Make No Mistake: God is Not “In the Dock”

In England, when a prisoner is on trial, the place where he sits is called “the dock.” So, the accused is said to be “in the dock.”

C.S. Lewis, in his brilliant essay, “God in the Dock,” points out that somehow modern man thinks that God is “in the Dock”: that God must give an account of himself to humanity.

The ancient man approached God (or even the gods) as the accused person approaches his judge. For the modern man the roles are reversed. He is the judge: God is in the dock. He is quite a kindly judge: if God should have a reasonable defence for being the god who permits war, poverty, and disease, he is ready to listen to it. The trial may even end in God’s acquittal. But the important thing is that Man is on the Bench and God in the Dock (God in the Dock, page 244).[1]

Who can deny that Modern Man largely believes that God must defend himself to human beings? Somehow, Modern Humanity is audacious enough to act as though God must meet a standard humanity establishes.

Can anything be more ridiculous?

It’s as though Modern Man stands on the edge of the Sears tower in Chicago and peers over the side. With his toes hanging over the edge, and the wind gusting at his back, even as he watches others scream and pitch over the side, Modern Man says smugly, “I am not sure that I approve of the law of gravity. In fact, I’m not sure I agree with it at all. What kind of a law would cause people to fall off objects?”

Don’t get me wrong. Modern Man is a reasonable sort of “chap” (I have to stay with British words when interacting with Lewis), he is willing to listen to a few defend to him the law of gravity. But, generally, he takes a pass on accepting that gravity has any particular bearing for him and those he knows.

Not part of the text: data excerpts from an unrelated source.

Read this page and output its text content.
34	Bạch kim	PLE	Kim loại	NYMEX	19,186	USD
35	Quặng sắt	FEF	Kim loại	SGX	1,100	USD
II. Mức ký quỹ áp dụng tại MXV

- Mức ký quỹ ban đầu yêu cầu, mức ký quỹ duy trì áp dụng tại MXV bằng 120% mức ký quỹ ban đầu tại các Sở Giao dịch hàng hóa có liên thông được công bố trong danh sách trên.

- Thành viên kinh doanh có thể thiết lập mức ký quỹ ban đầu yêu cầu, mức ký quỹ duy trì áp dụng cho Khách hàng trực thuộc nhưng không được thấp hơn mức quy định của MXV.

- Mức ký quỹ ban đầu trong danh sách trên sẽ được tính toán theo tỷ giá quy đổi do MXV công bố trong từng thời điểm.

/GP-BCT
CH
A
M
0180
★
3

So, for a few moments – – the length of time a wisp of steam rises over your coffee cup (James 4:14), Modern Man stands with a smirk on his face laughing at the law of gravity. Soon enough, a gust of wind comes along and an eternal plunge begins.


[1] C.S. Lewis, “God in the Dock,” in God in the Dock: Essays on Theology and Ethics, ed. Walter Hooper (Grand Rapids: Eerdmans, 1970), 244.